Soon after starting up, Vivek was joined by his brother Vishal as a Co-founder. Vishal had previously worked across tech firms and startups and is also author of book titled ‘How should we use Artificial Intelligence?’
A dual offering
CellStrat’s key clients are AI developers, learners, small and medium-sized enterprises (SMBs) and startups.
It offers various “AI project packs” for beginners and professionals to choose from. These packs contain ready-made AI projects preloaded in an online coding environment, that will help learners get hands-on experience and practice. Learners can get started with Python, Machine Learning (ML) algorithms in Python, Deep Learning (DL), Natural Language Processing (NLP), Reinforcement Learning (RL), Generative Modelling (GANs), Graph Neural Networks and so on, and then operationalise these “projects” as Artificial Intelligence-as-a-Service (AIaaS) on the cloud.
It has tied up with over 25 universities/colleges to offer these training courses and conducts bootcamps for rapid user adoption by students, including IITs and Indian Institutes of Management (IIMs). According to the startup, approximately 5,000 developers were using the platform within six months of launch in 2021, witnessing 50 percent month over month growth rate in users.
“We have conducted close to 500 webinars to date and the number is growing by each day. India alone has 4 million engineering students in 7,000 engineering colleges. Therefore, the AI developer tools opportunity is massive,” says Vivek.
For the enterprises, CellStrat provides the “deployment capability” by offering ready-made APIs for easy AI inference on mobile or web apps. This helps companies launch AI in a simpler and a low cost mechanism.
The platform allows multiple developers on the platform to come together and work on a particular project for an enterprise. It has 120+ bundled AI projects bundled on its platform and many more in the pipeline.
‘Just scratched the surface’
The startup, which is now registered in Delaware, US, has raised $1,40,000 so far from five angel investors. It doesn’t charge any fee for the courses offered for now and aims to monetise the platform with enterprise licenses in future. It plans to launch a full-fledged AI-as-a-Service marketplace by January 2022.

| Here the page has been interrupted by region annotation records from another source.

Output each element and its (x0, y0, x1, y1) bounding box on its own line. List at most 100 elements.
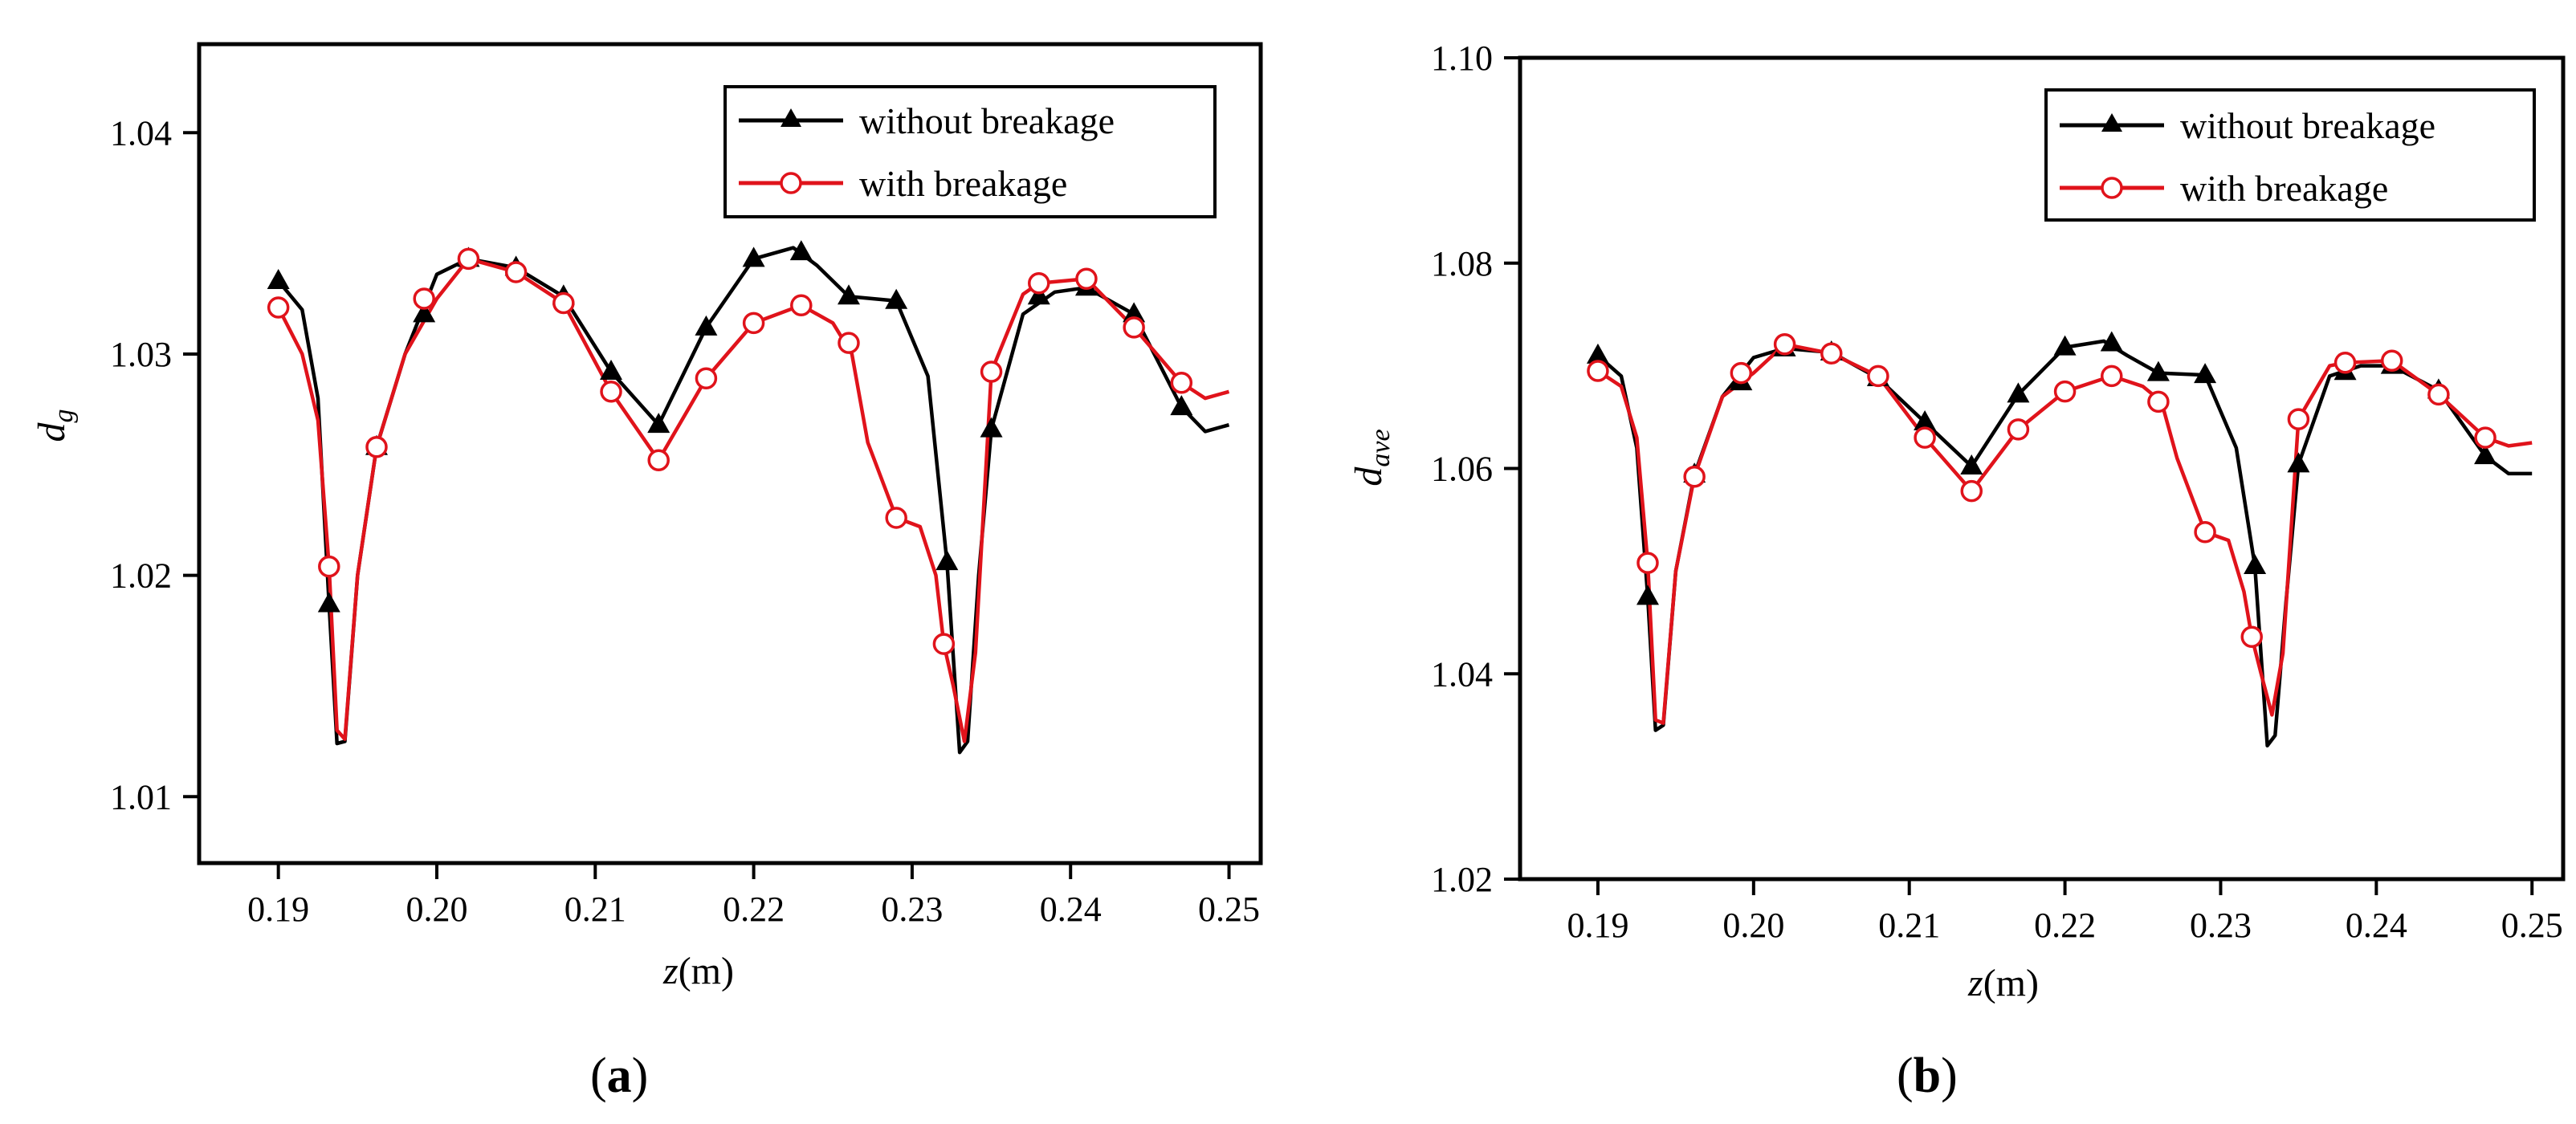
x-tick-label: 0.22 (2034, 906, 2096, 945)
y-tick-label: 1.01 (110, 777, 172, 817)
x-tick-label: 0.25 (2501, 906, 2563, 945)
x-tick-label: 0.20 (406, 890, 467, 929)
legend-label-without: without breakage (859, 100, 1115, 141)
data-point-circle (980, 360, 1003, 383)
data-point-circle (790, 294, 813, 317)
data-point-triangle (2007, 382, 2030, 403)
y-tick-label: 1.04 (110, 113, 172, 153)
data-point-triangle (1914, 409, 1937, 430)
data-point-triangle (647, 413, 670, 434)
data-point-triangle (1123, 302, 1146, 323)
series-line-with-breakage (1596, 342, 2533, 725)
plot-area-b: 0.19 0.20 0.21 0.22 0.23 0.24 0.25 1.02 1.04 1.06… (1431, 39, 2566, 945)
data-point-circle (1636, 552, 1659, 574)
panel-a: 0.19 0.20 0.21 0.22 0.23 0.24 0.25 1.01 1.02 1.03… (31, 42, 1263, 1103)
data-point-triangle (1960, 454, 1983, 474)
x-tick-label: 0.19 (1567, 906, 1628, 945)
data-point-circle (365, 435, 388, 458)
legend-marker-circle (2101, 177, 2123, 199)
data-point-triangle (885, 288, 908, 309)
legend-box (723, 85, 1217, 218)
data-point-circle (2287, 408, 2310, 430)
data-point-circle (1075, 267, 1098, 290)
legend-marker-triangle (781, 108, 801, 127)
data-point-circle (457, 247, 480, 271)
data-point-circle (2100, 364, 2123, 388)
x-axis-title-b: z(m) (1967, 962, 2039, 1004)
legend-label-without: without breakage (2180, 105, 2435, 146)
plot-frame (197, 42, 1263, 865)
x-axis-title-a: z(m) (662, 950, 734, 992)
data-point-circle (1960, 479, 1983, 503)
x-tick-label: 0.19 (247, 890, 309, 929)
x-tick-label: 0.25 (1198, 890, 1260, 929)
data-point-triangle (742, 246, 765, 267)
data-point-circle (1683, 465, 1706, 488)
y-var: d (1347, 466, 1390, 487)
data-point-triangle (267, 268, 290, 289)
data-point-circle (1170, 372, 1193, 394)
legend-a: without breakage with breakage (723, 85, 1217, 218)
x-tick-label: 0.21 (565, 890, 626, 929)
data-point-triangle (980, 417, 1003, 438)
data-point-triangle (695, 315, 718, 336)
data-point-circle (2427, 383, 2450, 406)
data-point-circle (2053, 380, 2077, 403)
y-axis-title-a: dg (31, 409, 79, 442)
legend-marker-triangle (2101, 113, 2122, 132)
x-tick-label: 0.22 (723, 890, 785, 929)
data-point-circle (1123, 316, 1145, 339)
data-point-triangle (1636, 584, 1659, 605)
x-tick-label: 0.21 (1878, 906, 1940, 945)
plot-area-a: 0.19 0.20 0.21 0.22 0.23 0.24 0.25 1.01 1.02 1.03… (110, 42, 1263, 929)
data-point-circle (1587, 360, 1609, 382)
x-tick-label: 0.24 (2346, 906, 2407, 945)
series-line-with-breakage (276, 257, 1230, 743)
y-sub: ave (1366, 429, 1396, 466)
data-point-circle (647, 449, 670, 472)
data-point-circle (504, 261, 528, 283)
data-point-circle (1820, 342, 1843, 365)
x-unit: (m) (679, 950, 734, 992)
legend-label-with: with breakage (859, 163, 1067, 204)
y-tick-label: 1.02 (110, 556, 172, 596)
data-point-triangle (837, 284, 860, 305)
y-tick-label: 1.08 (1431, 244, 1493, 283)
data-point-triangle (317, 592, 340, 613)
data-point-triangle (935, 550, 959, 571)
x-var: z (662, 950, 679, 992)
y-tick-label: 1.04 (1431, 654, 1493, 694)
data-point-circle (838, 332, 860, 354)
data-point-circle (695, 367, 718, 390)
y-tick-label: 1.06 (1431, 450, 1493, 489)
data-point-circle (2240, 625, 2263, 648)
data-point-circle (2007, 418, 2030, 441)
data-point-circle (885, 507, 907, 529)
data-point-triangle (2100, 331, 2123, 352)
x-tick-label: 0.23 (881, 890, 943, 929)
data-point-triangle (1170, 395, 1193, 416)
x-var: z (1967, 962, 1983, 1004)
data-point-triangle (2194, 363, 2217, 384)
data-point-triangle (1586, 343, 1609, 364)
data-point-triangle (2474, 444, 2497, 465)
data-point-circle (2194, 521, 2216, 544)
data-point-triangle (600, 360, 623, 380)
panel-b: 0.19 0.20 0.21 0.22 0.23 0.24 0.25 1.02 1.04 1.06… (1347, 39, 2566, 1103)
panel-label-a: (a) (590, 1049, 648, 1103)
data-point-circle (742, 312, 765, 335)
data-point-triangle (2146, 360, 2170, 381)
legend-marker-circle (780, 172, 802, 194)
data-point-circle (2380, 349, 2403, 372)
data-point-circle (267, 296, 290, 319)
x-tick-label: 0.20 (1722, 906, 1784, 945)
y-tick-label: 1.10 (1431, 39, 1493, 78)
legend-b: without breakage with breakage (2044, 88, 2536, 222)
data-point-triangle (2244, 553, 2267, 574)
data-point-circle (1867, 364, 1889, 388)
data-point-circle (600, 381, 622, 403)
data-point-circle (552, 291, 575, 315)
data-point-circle (2333, 352, 2357, 374)
data-point-triangle (1027, 284, 1050, 305)
legend-box (2044, 88, 2536, 222)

According to CellStrat, its annual revenue ranges between Rs 25 lakh and Rs 1 crore and is valued at $7 million with an annual recurring revenue (ARR) of $0.06 million.

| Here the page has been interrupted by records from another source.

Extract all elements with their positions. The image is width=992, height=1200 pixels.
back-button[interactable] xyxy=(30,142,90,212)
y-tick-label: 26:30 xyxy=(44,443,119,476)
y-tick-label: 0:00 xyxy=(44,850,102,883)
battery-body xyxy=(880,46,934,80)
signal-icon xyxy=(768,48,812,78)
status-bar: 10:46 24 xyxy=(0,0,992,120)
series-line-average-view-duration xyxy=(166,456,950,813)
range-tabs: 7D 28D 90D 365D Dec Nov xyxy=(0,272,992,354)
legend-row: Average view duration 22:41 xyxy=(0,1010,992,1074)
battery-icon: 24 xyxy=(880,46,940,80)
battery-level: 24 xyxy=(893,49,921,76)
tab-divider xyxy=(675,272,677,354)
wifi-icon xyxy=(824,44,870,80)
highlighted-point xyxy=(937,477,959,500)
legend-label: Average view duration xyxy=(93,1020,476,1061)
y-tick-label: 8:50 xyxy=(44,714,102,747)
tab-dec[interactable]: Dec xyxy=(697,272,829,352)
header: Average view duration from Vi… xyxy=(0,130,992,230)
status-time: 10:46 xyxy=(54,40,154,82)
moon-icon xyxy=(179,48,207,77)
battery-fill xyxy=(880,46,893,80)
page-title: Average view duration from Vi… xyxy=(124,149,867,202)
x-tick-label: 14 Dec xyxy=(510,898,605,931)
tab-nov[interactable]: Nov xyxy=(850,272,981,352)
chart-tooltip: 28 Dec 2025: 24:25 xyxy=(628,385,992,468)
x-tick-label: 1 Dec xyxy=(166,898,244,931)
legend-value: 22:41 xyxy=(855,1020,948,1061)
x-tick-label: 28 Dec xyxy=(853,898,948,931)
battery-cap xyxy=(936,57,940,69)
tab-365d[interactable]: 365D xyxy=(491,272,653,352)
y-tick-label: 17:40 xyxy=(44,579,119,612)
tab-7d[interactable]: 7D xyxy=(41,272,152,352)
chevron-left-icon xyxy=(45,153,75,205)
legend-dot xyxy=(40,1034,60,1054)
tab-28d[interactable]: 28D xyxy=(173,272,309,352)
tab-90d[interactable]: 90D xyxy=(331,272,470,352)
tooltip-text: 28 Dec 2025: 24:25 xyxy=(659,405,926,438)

With increased adoption of tech in business, CellStrat is looking to drive platform adoption with 1,00,000 developers, onboard 50 SMB/ enterprise clients, and improve global market penetration by the coming year.

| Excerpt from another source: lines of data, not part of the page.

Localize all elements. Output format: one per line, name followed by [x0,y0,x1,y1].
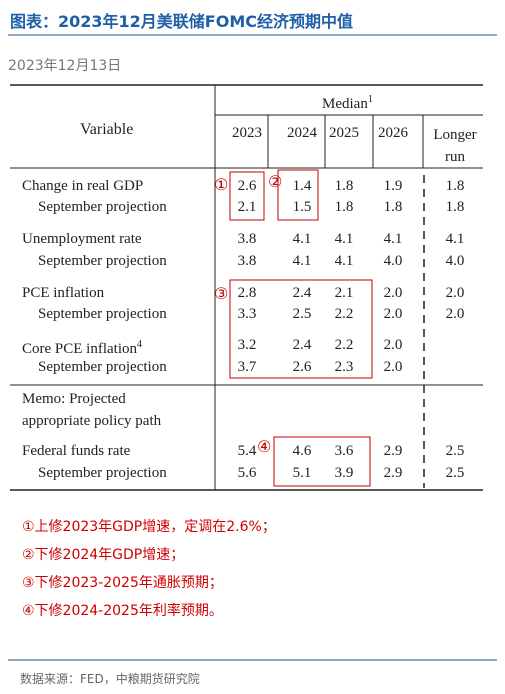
note: ③下修2023-2025年通胀预期； [22,575,223,591]
column-header: 2025 [329,125,359,141]
cell: 2.0 [445,285,465,301]
cell: 4.6 [292,443,312,459]
cell: 2.8 [237,285,257,301]
cell: 3.9 [334,465,354,481]
row-label: PCE inflation [22,285,105,301]
note: ①上修2023年GDP增速，定调在2.6%； [22,519,276,535]
cell: 1.8 [445,199,465,215]
cell: 2.6 [292,359,312,375]
cell: 4.1 [383,231,403,247]
cell: 2.4 [292,285,312,301]
cell: 3.7 [237,359,257,375]
cell: 4.1 [292,231,312,247]
cell: 5.1 [292,465,312,481]
marker: ② [268,172,283,191]
cell: 1.9 [383,178,403,194]
marker: ③ [214,284,229,303]
cell: 3.2 [237,337,257,353]
column-header: 2026 [378,125,408,141]
note: ④下修2024-2025年利率预期。 [22,603,223,619]
cell: 1.8 [445,178,465,194]
cell: 3.8 [237,231,257,247]
source: 数据来源：FED，中粮期货研究院 [20,672,200,686]
cell: 2.0 [383,306,403,322]
cell: 2.9 [383,443,403,459]
cell: 4.1 [334,253,354,269]
variable-header: Variable [80,121,134,138]
note: ②下修2024年GDP增速； [22,547,185,563]
cell: 3.8 [237,253,257,269]
row-label: Federal funds rate [22,443,131,459]
cell: 2.0 [383,359,403,375]
cell: 4.1 [445,231,465,247]
cell: 2.0 [383,285,403,301]
title: 图表：2023年12月美联储FOMC经济预期中值 [10,12,353,31]
cell: 4.0 [383,253,403,269]
row-label: Change in real GDP [22,178,144,194]
row-sub-label: September projection [38,465,167,481]
cell: 4.1 [292,253,312,269]
marker: ④ [257,437,272,456]
row-label: Core PCE inflation4 [22,339,142,357]
cell: 3.3 [237,306,257,322]
marker: ① [214,175,229,194]
date: 2023年12月13日 [8,58,122,74]
median-header: Median1 [322,94,373,112]
row-sub-label: September projection [38,199,167,215]
cell: 2.0 [383,337,403,353]
column-header: 2023 [232,125,262,141]
cell: 2.2 [334,306,354,322]
cell: 1.5 [292,199,312,215]
footnote-mark: 4 [137,339,142,350]
row-sub-label: September projection [38,359,167,375]
cell: 5.6 [237,465,257,481]
cell: 2.5 [445,443,465,459]
cell: 1.8 [383,199,403,215]
cell: 4.1 [334,231,354,247]
cell: 2.6 [237,178,257,194]
cell: 2.9 [383,465,403,481]
cell: 2.0 [445,306,465,322]
cell: 2.5 [292,306,312,322]
cell: 1.4 [292,178,312,194]
footnote-mark: 1 [367,94,373,105]
cell: 2.3 [334,359,354,375]
row-label: Unemployment rate [22,231,142,247]
cell: 2.5 [445,465,465,481]
column-header: Longer run [433,127,477,165]
cell: 2.4 [292,337,312,353]
cell: 4.0 [445,253,465,269]
cell: 5.4 [237,443,257,459]
row-label: Memo: Projected appropriate policy path [22,391,162,429]
cell: 1.8 [334,178,354,194]
cell: 2.2 [334,337,354,353]
column-header: 2024 [287,125,317,141]
row-sub-label: September projection [38,306,167,322]
cell: 3.6 [334,443,354,459]
cell: 1.8 [334,199,354,215]
cell: 2.1 [334,285,354,301]
cell: 2.1 [237,199,257,215]
row-sub-label: September projection [38,253,167,269]
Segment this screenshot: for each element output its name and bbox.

“Our aim is to become one of the top global AI innovation firms with cutting-edge development tools and AI Service APIs on the Cloud. The goal is to on-board over one million developers, and add 5,00 SMB/ enterprises to our growing clientele base in the next two years,” says Vivek.
The startup believes its USP (unique selling point) lies in its large community of developers which will allow it to monetise on several business angles besides edtech. “We are building a horizontal developers ecosystem like GitHub or Postman and are looking into building a strong AI marketplace in future. Our initial captive audience is the four million engineering students in India and our long term audience is the 40 million global developers,” says Vivek. GitHub provides an open-source platform to developers and programmers to collaboratively work on code while Postman offers an complete API development environment for developers.
Besides edtech firms and big cloud providers, the startup faces competition from global AI Labs such as Hugging Face and Open AI, which have offer similar solutions, besides Chennai-based NimbleBox.ai.
A report by Analytics India pegs the size of the AI market in India at $6 billion, and with massive cloud adoption and AI proliferation, it is on an upward trajectory. At such a juncture, CellStrat is expected to be among the companies that will ‘Build in India’ for the world in a category likely to attract more investment.